Aside from embarrassing myself in front of the cheerleaders who were greeting the freshmen, my tiny blunder actually set a standard for what was to come throughout high school.
The next time I “tripped” was a year later when I found myself in a class called Beginning Journalism, an experience which would define the rest of my high school career. When teacher Kathy Habiger asked me to join the newspaper staff, I unknowingly began a headlong plunge into the best accident that could have ever befallen me. I cannot spend enough time thanking the people who have put up with my fumbles, or helped me up off the ground to make me a better journalist. Journalism is by far the best tumble I have ever taken, and if I remember anything from my time here, it will be the lessons I learned in C-101.
I’ve lost my footing several other times too, with less graceful results. I let myself get frustrated, tired and stressed much too often. I tried too hard to go full steam ahead, which often led to my biggest blunders. Had I moved a little slower, I would’ve seen many obstacles before I stumbled into them head-on. Some of them I would have been able to walk peacefully around. Sometimes, though, I needed to lose my balance. Sometimes it made me a better person.
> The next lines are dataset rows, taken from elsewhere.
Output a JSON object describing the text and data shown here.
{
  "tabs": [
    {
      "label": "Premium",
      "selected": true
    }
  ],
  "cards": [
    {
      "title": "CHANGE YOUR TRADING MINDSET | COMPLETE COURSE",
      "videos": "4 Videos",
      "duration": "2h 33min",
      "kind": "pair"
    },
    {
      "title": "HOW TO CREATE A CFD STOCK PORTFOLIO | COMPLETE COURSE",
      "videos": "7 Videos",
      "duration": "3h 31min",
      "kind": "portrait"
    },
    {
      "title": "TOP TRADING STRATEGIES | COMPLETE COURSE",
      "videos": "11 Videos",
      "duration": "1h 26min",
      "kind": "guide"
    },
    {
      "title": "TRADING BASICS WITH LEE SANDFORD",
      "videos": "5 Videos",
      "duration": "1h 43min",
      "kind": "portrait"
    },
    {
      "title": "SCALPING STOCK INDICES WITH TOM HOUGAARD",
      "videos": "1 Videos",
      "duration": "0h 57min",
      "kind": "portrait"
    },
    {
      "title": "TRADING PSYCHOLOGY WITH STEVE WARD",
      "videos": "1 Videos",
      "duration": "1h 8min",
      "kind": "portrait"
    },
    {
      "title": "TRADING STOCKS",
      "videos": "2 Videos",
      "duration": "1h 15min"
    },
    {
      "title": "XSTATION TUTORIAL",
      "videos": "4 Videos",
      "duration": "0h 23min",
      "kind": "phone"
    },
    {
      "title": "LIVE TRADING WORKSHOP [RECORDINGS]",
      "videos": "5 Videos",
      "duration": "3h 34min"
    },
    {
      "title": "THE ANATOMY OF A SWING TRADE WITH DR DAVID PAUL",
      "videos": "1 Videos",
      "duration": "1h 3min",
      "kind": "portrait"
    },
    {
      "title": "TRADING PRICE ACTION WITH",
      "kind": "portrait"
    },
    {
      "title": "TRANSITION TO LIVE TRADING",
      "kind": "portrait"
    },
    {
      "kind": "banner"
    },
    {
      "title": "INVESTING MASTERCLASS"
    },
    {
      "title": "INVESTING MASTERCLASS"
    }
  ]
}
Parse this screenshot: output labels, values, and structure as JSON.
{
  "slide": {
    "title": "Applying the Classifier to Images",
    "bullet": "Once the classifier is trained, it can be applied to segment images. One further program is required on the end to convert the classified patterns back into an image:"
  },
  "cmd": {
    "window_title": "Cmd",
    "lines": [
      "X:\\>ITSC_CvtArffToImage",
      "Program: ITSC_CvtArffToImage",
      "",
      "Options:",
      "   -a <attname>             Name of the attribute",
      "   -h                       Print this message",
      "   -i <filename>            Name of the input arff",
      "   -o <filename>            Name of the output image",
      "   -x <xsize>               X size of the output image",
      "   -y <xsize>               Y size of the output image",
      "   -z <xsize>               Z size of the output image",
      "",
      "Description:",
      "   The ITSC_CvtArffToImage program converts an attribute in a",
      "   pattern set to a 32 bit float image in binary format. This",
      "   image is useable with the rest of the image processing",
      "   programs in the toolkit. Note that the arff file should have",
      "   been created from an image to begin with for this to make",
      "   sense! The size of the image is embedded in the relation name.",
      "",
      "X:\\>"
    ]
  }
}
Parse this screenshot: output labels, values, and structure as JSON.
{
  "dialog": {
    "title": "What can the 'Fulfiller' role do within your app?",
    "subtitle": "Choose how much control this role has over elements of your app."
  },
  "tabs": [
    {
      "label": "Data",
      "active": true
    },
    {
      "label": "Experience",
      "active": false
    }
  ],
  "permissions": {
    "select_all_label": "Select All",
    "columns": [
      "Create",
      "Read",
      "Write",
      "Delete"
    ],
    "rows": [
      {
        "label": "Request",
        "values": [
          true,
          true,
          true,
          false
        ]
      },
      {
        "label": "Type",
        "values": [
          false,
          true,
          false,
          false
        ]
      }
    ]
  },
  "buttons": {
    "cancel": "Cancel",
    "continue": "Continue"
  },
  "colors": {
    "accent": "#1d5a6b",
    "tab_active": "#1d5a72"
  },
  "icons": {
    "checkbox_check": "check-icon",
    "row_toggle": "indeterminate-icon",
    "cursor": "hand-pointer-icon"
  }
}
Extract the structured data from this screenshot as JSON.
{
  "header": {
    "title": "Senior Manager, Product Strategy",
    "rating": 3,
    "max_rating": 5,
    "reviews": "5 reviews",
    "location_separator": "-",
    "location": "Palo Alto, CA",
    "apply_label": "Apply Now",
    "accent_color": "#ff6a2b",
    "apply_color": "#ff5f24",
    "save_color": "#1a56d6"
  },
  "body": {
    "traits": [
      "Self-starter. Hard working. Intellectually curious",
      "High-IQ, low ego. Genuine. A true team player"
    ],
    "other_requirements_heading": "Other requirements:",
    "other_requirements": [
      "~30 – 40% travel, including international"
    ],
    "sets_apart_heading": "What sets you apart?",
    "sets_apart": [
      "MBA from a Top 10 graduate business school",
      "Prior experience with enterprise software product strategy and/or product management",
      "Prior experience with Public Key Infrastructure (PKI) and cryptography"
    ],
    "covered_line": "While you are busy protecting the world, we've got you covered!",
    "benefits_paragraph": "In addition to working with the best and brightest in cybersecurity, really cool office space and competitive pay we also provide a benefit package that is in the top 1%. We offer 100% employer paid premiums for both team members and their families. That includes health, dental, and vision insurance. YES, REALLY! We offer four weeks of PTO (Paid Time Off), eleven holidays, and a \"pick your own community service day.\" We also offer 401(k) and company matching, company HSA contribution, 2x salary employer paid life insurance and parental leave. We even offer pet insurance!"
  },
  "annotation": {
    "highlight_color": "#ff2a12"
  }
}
These past four years have been characterized by my missteps. I won’t look back and remember when everything was going smoothly, but when I was flung out of my comfort zone and forced to grow as a person. As for tripping on that first day of school freshman year, I would like my last comment to go to the cheerleader that giggled at my discomfort and said, “Well, that’s awkward.”
You’re right. It was. And it was totally worth it.